Çıkarsın sokağa, güneş ağır ağır günü sonlandırmaya gidiyor, hava da tam böyle kafa dinlemeliktir hani. Sokağa baştan sona şöyle bir göz ucuyla bakacak olduğun da ise manzara oldukça tanıdıktır; cıvıl cıvıl sesleriyle doldururlar sokağı çocuklar, oyunları, eğlenceleri bitmez hava kararıp anneleri sesleninceye kadar. Diğer bir tarafta ise üç beş teyze bir kapı önüne toplanıp oturmuşlardır. Aslında düşünülecek olursa şartlar onların lehinedir tamamıyla; çocuklar oynuyor az illerde göz önünde, hava da şeker tadında, ev işleriyse çoktan halledilmiş, şimdi sohbet zamanı?
Peki, ama bu kadar ne konuşurlar ki böyle derin ve ilgi çekici? Beylerin deyişiyle, memleket meselesi mi çözüyorlar, acaba? Detayına inilecek olursa bir anlamda evet memleket meseleleri konuşuluyor elbette. Bu bizim teyzeler o küçücük sokakta neler olup bittiğini herkesten iyi bilirler. Toplumun en küçük magazin birimidir onlar. Hepimiz dedikodu diye isimlendiririz onlar arasında konuşulanları. Lakin gerçekten de magazinsel olaylar döner dillerinde. Magazin kelime anlamı olarak; çoğunluğu ilgilendiren, çeşitli konulardan söz eden süreli bir yayın olarak geçer sözlüklerde. İşte teyzelerimizin yaptıkları da tam olarak bu. Bir evde çıkan kavgadan komşular etkilenmez mi?
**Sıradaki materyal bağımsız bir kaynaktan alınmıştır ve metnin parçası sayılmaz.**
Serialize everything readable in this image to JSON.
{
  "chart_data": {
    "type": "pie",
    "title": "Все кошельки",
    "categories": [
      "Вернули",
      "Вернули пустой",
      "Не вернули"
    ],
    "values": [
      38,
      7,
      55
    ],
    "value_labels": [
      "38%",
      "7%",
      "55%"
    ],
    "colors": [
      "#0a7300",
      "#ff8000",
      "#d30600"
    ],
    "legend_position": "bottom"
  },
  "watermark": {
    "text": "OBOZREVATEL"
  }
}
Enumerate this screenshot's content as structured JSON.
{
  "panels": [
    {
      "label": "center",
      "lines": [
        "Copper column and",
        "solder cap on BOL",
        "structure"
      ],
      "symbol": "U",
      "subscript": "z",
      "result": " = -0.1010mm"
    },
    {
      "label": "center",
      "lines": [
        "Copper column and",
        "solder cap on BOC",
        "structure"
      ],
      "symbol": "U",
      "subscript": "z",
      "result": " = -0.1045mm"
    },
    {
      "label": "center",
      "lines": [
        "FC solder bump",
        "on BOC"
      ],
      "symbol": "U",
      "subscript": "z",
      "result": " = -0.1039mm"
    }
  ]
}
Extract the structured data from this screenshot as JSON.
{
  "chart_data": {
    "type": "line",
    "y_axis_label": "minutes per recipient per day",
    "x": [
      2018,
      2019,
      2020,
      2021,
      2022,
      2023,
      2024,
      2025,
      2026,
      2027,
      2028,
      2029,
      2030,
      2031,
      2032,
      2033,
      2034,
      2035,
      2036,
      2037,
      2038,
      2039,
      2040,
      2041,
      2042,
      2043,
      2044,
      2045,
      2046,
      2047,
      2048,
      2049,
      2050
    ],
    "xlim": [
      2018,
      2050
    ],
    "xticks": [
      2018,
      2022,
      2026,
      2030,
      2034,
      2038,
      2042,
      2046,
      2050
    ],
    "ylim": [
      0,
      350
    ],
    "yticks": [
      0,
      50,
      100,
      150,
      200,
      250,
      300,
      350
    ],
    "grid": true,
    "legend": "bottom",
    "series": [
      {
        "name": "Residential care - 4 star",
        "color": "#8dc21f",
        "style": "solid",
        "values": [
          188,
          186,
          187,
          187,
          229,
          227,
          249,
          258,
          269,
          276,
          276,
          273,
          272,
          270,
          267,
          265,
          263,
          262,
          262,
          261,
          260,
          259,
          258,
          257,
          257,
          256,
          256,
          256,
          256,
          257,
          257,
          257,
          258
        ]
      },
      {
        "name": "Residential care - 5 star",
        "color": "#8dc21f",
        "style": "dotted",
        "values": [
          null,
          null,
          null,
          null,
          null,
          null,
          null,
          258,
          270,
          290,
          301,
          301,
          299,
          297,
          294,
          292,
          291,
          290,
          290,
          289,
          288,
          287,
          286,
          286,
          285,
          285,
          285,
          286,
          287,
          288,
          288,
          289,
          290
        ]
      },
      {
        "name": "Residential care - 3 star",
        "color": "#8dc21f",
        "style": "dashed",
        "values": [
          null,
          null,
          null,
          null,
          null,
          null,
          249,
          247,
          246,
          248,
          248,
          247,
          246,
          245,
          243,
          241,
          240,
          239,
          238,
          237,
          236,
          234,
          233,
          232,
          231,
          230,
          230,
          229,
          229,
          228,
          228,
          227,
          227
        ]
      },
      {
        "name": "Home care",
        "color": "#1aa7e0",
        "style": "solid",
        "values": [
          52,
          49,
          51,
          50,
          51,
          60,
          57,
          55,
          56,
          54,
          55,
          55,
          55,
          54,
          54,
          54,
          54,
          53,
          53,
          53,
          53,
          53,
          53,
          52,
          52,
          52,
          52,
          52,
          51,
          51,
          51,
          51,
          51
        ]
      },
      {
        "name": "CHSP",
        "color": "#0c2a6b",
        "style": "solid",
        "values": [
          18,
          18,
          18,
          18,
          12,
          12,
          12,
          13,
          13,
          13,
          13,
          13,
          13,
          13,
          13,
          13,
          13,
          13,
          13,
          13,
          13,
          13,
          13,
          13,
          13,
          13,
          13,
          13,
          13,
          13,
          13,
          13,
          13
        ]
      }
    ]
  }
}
Magazin denilen kavram yeni girmedi insan hayatına. Tarihte en bilineni M.Ö 1500’ler olarak kabul edilebilir. Antik Yunan’da tanrıların yaşamları, insanların hayatlarını da etkilediği için her zaman merak edilmiştir ve haklarında güzel senaryolar yazılmış efsaneler üretilmiştir. Mesela ünlü filozof Sokrates bir otel odasında ölü bulunan ilk ünlü olmuş. Bir diğer örnek olarak tarihin ilk büyük velayet davası; Cengizhan’dan olan sekiz çocuğunu geri isteyen eski eşi Börte, dönemine bu olayla damgasını vurdu. 322 çocuktan sekizinin Börte’ye ait olduğu çözülemeyince dava düştü!
İşte bu sırada 5N 1K girmiş magazine. En önemli sorun özneyi bulmak: Kim? Daha sonra peş peşe gelebilecek en mükemmel sorular: Ne zaman? Nerde? Nasıl? Ne için? Ve Ne? Bu soruların cevapları didiklenir durulur olay çözülene kadar. Antik Yunan’dan tanrılar ve mitolojiyle başlayan magazinin serüveni günümüze kadar sürüyor. Mahalle arasında teyzelerimizle küçük çaplı da olsa her gün duyuluyor magazinsel haberler. Gazete ve TV’lerde ise daha sansasyonel bir şekilde sunuluyor bizlere. Görsel yöntemler kullanılıyor, insanlar kimin kim olduğunu sanki hayatındaki sıradan bir insanmış gibi biliyor.
İnsan merak eden bir varlıktır. Felsefe gibi düşünsel bilimlerin doğuşu da bu yöndedir. Merak edilir, sorular sorulur, cevaplar sıralanır! Magazinin temelinde de merak yatar. Yoksa bir insan bir insanın hayatını ne yapsın kendi teraneleri yeter de artar bile. Oysa merak ediyoruz kim, nerde, ne yapar, ne eder?
Bu devran böyle gelmiş böyle gidecek. Aşağı mahallede oturan Ahmet amcanın hastalığının ne olduğunu karşı komşusu Hanife teyzeden öğrenip, geçmiş olsun dilekleri sunacağız. Hayranı olduğumuz bir sanatçı yahut oyuncunun gelmişini geçmişini internet sitelerinden okuyup, magazin haberlerinden öğreneceğiz. Magazinin mazisi akıllara durgunluk verecek derecede, tabi ona hayranlığımızda!